Study shows patients in low socioeconomic status neighborhoods start cancer treatment later—and die sooner—than those in higher-status areas
Cancer patients who live in low socioeconomic status neighborhoods die an average of eight months earlier than those in higher-status neighborhoods with the same disease, according to a study led by Dr. Jenny S. Guadamuz, assistant professor of Health Policy and Management at UC Berkeley School of Public Health.
The retrospective study, published in JNCI Cancer Spectrum in October, drew on electronic health records derived from anonymized data of nearly 292,000 people, linked to U.S. Census Bureau reports. Researchers analyzed patient records for 20 common types of cancer, which comprise three-quarters of all U.S. cases each year.
Research found that lower area-level socioeconomic status was associated with worse mortality for 19 cancers. Along with inequity in mortality rates, researchers observed unfairness in cancer treatment – with lower-status patients beginning treatment later after their diagnoses, or receiving suboptimal care – for nine of the 20 types of cancer studied.
“Socioeconomic status and wealth shouldn’t give you more access to cancer health care,” said Guadamuz. “You can hypothesize that patients who live in these neighborhoods with low socioeconomic status experience greater financial toxicity, and the costs of cancer care to them are a much greater burden than for someone living with more wealth and income.”

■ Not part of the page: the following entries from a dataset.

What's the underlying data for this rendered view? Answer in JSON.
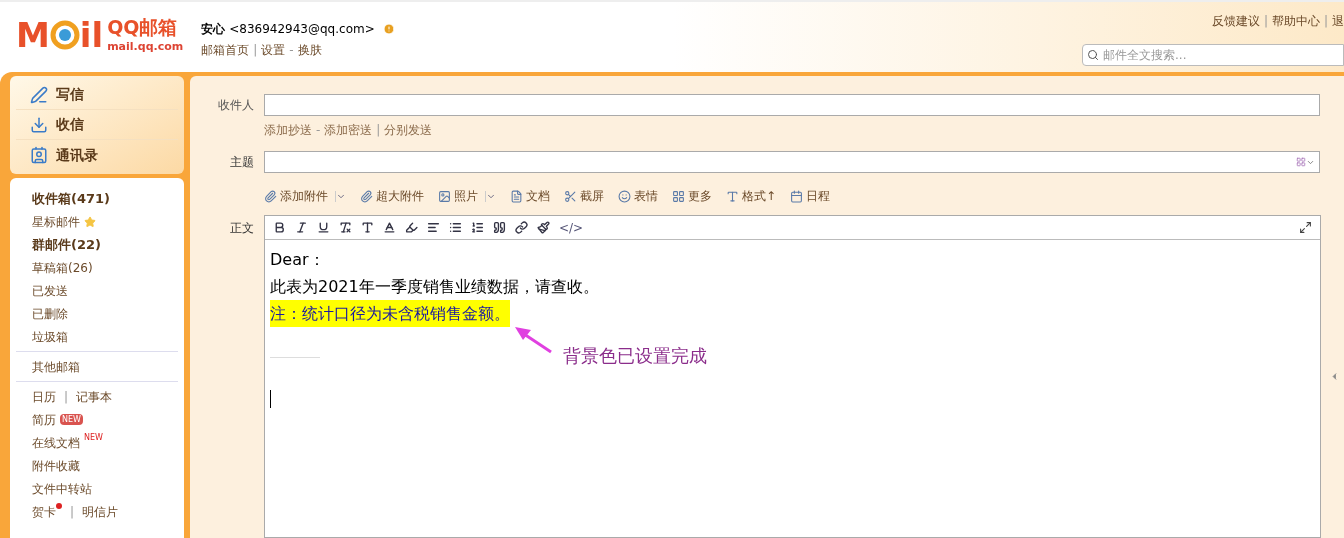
{
  "header": {
    "logo": {
      "left": "M",
      "right": "il",
      "name": "QQ邮箱",
      "domain": "mail.qq.com"
    },
    "user": {
      "name": "安心",
      "email": "<836942943@qq.com>"
    },
    "user_links": [
      {
        "label": "邮箱首页",
        "sep": "|"
      },
      {
        "label": "设置",
        "sep": "-"
      },
      {
        "label": "换肤"
      }
    ],
    "top_links": [
      {
        "label": "反馈建议",
        "sep": "|"
      },
      {
        "label": "帮助中心",
        "sep": "|"
      },
      {
        "label": "退"
      }
    ],
    "search": {
      "placeholder": "邮件全文搜索..."
    }
  },
  "sidebar": {
    "actions": [
      {
        "label": "写信",
        "kind": "compose"
      },
      {
        "label": "收信",
        "kind": "inbox"
      },
      {
        "label": "通讯录",
        "kind": "contacts"
      }
    ],
    "groups": [
      [
        [
          {
            "label": "收件箱(471)",
            "bold": true
          }
        ],
        [
          {
            "label": "星标邮件",
            "kind": "starred",
            "bold": false
          }
        ],
        [
          {
            "label": "群邮件(22)",
            "bold": true
          }
        ],
        [
          {
            "label": "草稿箱(26)",
            "bold": false
          }
        ],
        [
          {
            "label": "已发送",
            "bold": false
          }
        ],
        [
          {
            "label": "已删除",
            "bold": false
          }
        ],
        [
          {
            "label": "垃圾箱",
            "bold": false
          }
        ]
      ],
      [
        [
          {
            "label": "其他邮箱",
            "bold": false
          }
        ]
      ],
      [
        [
          {
            "label": "日历",
            "sep": "|",
            "bold": false
          },
          {
            "label": "记事本",
            "bold": false
          }
        ],
        [
          {
            "label": "简历",
            "badge": "NEW",
            "kind": "boxed_badge",
            "bold": false
          }
        ],
        [
          {
            "label": "在线文档",
            "badge": "NEW",
            "kind": "raised_badge",
            "bold": false
          }
        ],
        [
          {
            "label": "附件收藏",
            "bold": false
          }
        ],
        [
          {
            "label": "文件中转站",
            "bold": false
          }
        ],
        [
          {
            "label": "贺卡",
            "kind": "unread_dot",
            "sep": "|",
            "bold": false
          },
          {
            "label": "明信片",
            "bold": false
          }
        ]
      ]
    ]
  },
  "compose": {
    "to": {
      "label": "收件人"
    },
    "recipient_links": [
      {
        "label": "添加抄送",
        "sep": "-"
      },
      {
        "label": "添加密送",
        "sep": "|"
      },
      {
        "label": "分别发送"
      }
    ],
    "subject": {
      "label": "主题"
    },
    "toolbar": [
      {
        "label": "添加附件",
        "kind": "attach",
        "dropdown": true
      },
      {
        "label": "超大附件",
        "kind": "attach",
        "dropdown": false
      },
      {
        "label": "照片",
        "kind": "photo",
        "dropdown": true
      },
      {
        "label": "文档",
        "kind": "document",
        "dropdown": false
      },
      {
        "label": "截屏",
        "kind": "screenshot",
        "dropdown": false
      },
      {
        "label": "表情",
        "kind": "emoji",
        "dropdown": false
      },
      {
        "label": "更多",
        "kind": "more",
        "dropdown": false
      },
      {
        "label": "格式↑",
        "kind": "format",
        "dropdown": false
      },
      {
        "label": "日程",
        "kind": "schedule",
        "dropdown": false
      }
    ],
    "body_label": "正文",
    "format_tools": [
      {
        "kind": "bold"
      },
      {
        "kind": "italic"
      },
      {
        "kind": "underline"
      },
      {
        "kind": "clear"
      },
      {
        "kind": "size"
      },
      {
        "kind": "color"
      },
      {
        "kind": "highlight"
      },
      {
        "kind": "align"
      },
      {
        "kind": "list"
      },
      {
        "kind": "indent"
      },
      {
        "kind": "quote"
      },
      {
        "kind": "link"
      },
      {
        "kind": "brush"
      },
      {
        "kind": "code",
        "text": "</>"
      }
    ],
    "body": [
      {
        "text": "Dear：",
        "highlight": false
      },
      {
        "text": "此表为2021年一季度销售业绩数据，请查收。",
        "highlight": false
      },
      {
        "text": "注：统计口径为未含税销售金额。",
        "highlight": true
      }
    ],
    "annotation": "背景色已设置完成"
  }
}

The researchers wrote that differences in death rates were most pronounced among patients with follicular lymphoma (a type of blood cancer), advanced endometrial cancer (cancer of the lining of the uterus), and advanced melanoma (a type of skin cancer”. Follicular lymphoma patients who lived in lower socioeconomic areas had an 84% higher risk of death than those in higher socioeconomic neighborhoods, for example.
Although some prior studies have shown the impact of poverty, unemployment, education status, and other socioeconomic factors on cancer outcomes, Guadamuz said, most of that research is now outdated. In addition, she said, previous studies have generally measured patients in counties that included both low- and high-level socioeconomic neighborhoods. In contrast, Guadamuz’s team studied 72,000 official census tracts of about 4,000 people each, giving them more precise data on neighborhood economic marginalization.

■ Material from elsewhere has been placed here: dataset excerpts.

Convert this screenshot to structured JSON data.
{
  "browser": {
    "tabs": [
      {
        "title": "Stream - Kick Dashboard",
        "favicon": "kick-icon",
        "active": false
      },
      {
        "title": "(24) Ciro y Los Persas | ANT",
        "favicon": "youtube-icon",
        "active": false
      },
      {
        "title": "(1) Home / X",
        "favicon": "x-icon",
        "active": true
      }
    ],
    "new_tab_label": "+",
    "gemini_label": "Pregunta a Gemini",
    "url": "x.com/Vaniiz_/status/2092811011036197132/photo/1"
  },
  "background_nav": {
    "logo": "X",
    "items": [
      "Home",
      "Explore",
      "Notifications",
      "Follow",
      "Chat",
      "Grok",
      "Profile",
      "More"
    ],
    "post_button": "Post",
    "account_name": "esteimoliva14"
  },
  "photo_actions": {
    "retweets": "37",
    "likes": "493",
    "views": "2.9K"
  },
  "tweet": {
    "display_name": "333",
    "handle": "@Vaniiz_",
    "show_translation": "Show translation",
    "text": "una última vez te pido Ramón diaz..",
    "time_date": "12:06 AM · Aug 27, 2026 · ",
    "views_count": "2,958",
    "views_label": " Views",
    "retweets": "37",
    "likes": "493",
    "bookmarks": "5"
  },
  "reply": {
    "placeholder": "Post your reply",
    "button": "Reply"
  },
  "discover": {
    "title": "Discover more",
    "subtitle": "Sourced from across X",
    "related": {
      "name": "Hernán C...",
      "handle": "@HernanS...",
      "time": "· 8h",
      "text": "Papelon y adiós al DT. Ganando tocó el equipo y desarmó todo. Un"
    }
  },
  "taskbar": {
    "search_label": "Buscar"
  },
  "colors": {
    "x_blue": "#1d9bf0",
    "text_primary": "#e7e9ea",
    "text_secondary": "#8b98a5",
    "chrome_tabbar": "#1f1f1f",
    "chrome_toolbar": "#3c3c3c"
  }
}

Patients living in low socioeconomic status areas were younger, more likely to be non-Latinx Black or Latinx, live in the South, be seen at community-based centers, and be Medicaid insured than those in high-socioeconomic status areas, the authors wrote.
The authors noted that the largest treatment inequities were observed among patients with advanced endometrial cancer, with a treatment initiation time of 91 days, compared to 76 days in the higher status neighborhood.
Guadamuz would like to see policy changes that would encourage better cancer care in low socioeconomic status neighborhoods.
“To improve cancer care in economically marginalized neighborhoods, policymakers should consider interventions at multiple levels,” she said. “For example, insurers could reimburse services that address barriers to cancer care, such as navigation assistance to connect patients to financial aid. Federal policies should address the persistent underinvestment in healthcare systems that serve historically marginalized communities.”
Additional co-authors include: Xiaoliang Wang, Cleo A. Ryals, Rebecca A. Miksad, Jeremy Snider, and James Walters, from Flatiron Health; and Gregory S. Calip, affiliated with both Flatiron Health and the USC School of Pharmacy.
Funding and Disclosures: This work was funded by Flatiron Health, which is an independent member of the Roche Holding AG. All authors report current or previous employment with Flatiron health, and stock ownership in Roche. Dr Miksad and Dr Snider report equity ownership in Flatiron Health, Inc (initiated before acquisition by Roche in 2018).